Rachel Khong is best known as the former executive editor of the much loved and recently-shuttered food magazine Lucky Peach and the author of the cookbook/eggy encyclopedia All About Eggs. With credentials like these, it should come as no surprise that her first novel, Goodbye, Vitamin, which was recently released in paperback, is filled to the brim with food. Told through the diary entries of Ruth Young, the story is obsessed with memory — its mechanics, its processes, its joys and pitfalls — and the role that food plays in it.
The book begins when Ruth, newly dumped by her fiancé, moves back home with her parents to lick her wounds and take care of her father, Howard, who has recently been diagnosed with Alzheimer’s.
Ruth’s breakup and Howard’s diagnosis take place before the book even begins (as does the revelation of Howard’s history of infidelity), so rather than being about the drama of these big, life-altering events, the story is largely an exploration of how Ruth, Howard and their circle of family and friends recover from and learn to live with grief and loss.
Despite the apparent grimness of its premise, Goodbye, Vitamin also manages to be extraordinarily funny. In one scene, fed up with Ruth’s attempts to feed him cruciferous vegetables as a way of slowing down memory loss, Howard declares, “No more crucified vegetables,” to which Ruth responds, “But they died for you, Dad.”
She eventually gives in and makes lasagna instead, “and no vegetables were sacrificed in the process.”
It’s a clever, heartwarming moment, and one that highlights the extent to which Ruth uses food to process her complicated relationship with her father, among others.

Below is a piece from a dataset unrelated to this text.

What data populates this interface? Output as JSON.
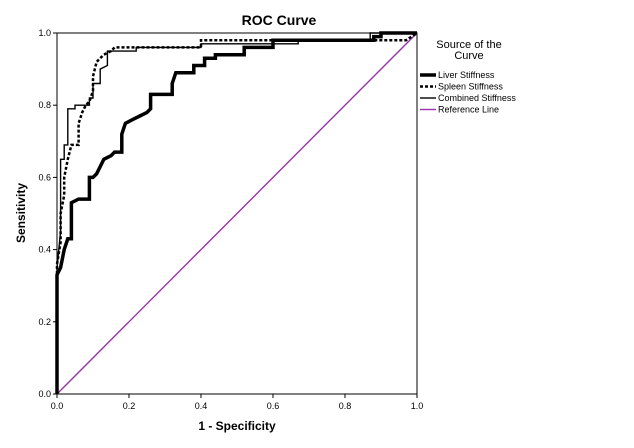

There is a rich history of writers using food to stand in for larger, more abstract themes in fiction, but what is unique about the way that food appears in Goodbye, Vitamin is that it’s at the forefront even when it plays no symbolic role.
There is food on nearly every page of the book, in every description of every event and every memory, an essential part of the texture of day-to-day living. Whether this is intentional or not, its ubiquitous presence in the story has the effect of providing emotional and narrative continuity in a book that doesn’t have a traditional plot structure and instead reads as a sequence of fun facts, short conversations, puns, flashes of memories, and descriptions of dreams.
It’s tempting to call Goodbye, Vitamin “quirky,” the go-to adjective for books that are hodge-podged together, but not “serious” enough to qualify for the more high-brow descriptors of “postmodern” or “pastiche.”
And while as a descriptive term, “quirky” is not inaccurate, it has a tendency of sounding dismissive, as if an author’s stylistic choices were just a cutesy fluke.
But if we consider the quirkiness of Goodbye, Vitamin to be an essential part of its storytelling strategy, we can begin to appreciate, for example, what creative and fantastic use Khong makes of the diary form, which is otherwise too often used as a lazy prop for structuring a novel. We’re also better able to see how purposeful and effective the novel’s mixture of tidbits is for a story that is all about partial remembering.
Khong has previously written about her experience of keeping a meticulous log of everything she ate as a way of assuaging her fear of forgetting; Goodbye, Vitamin reads in part like a fictional continuation of that project.
In both of these delightfully contemplative pieces, food takes on the role of a mnemonic device, such that the pleasures of eating, reading, and remembering become one and the same. As readers, we are lucky that we get to take part in such delicious and unforgettable pleasures.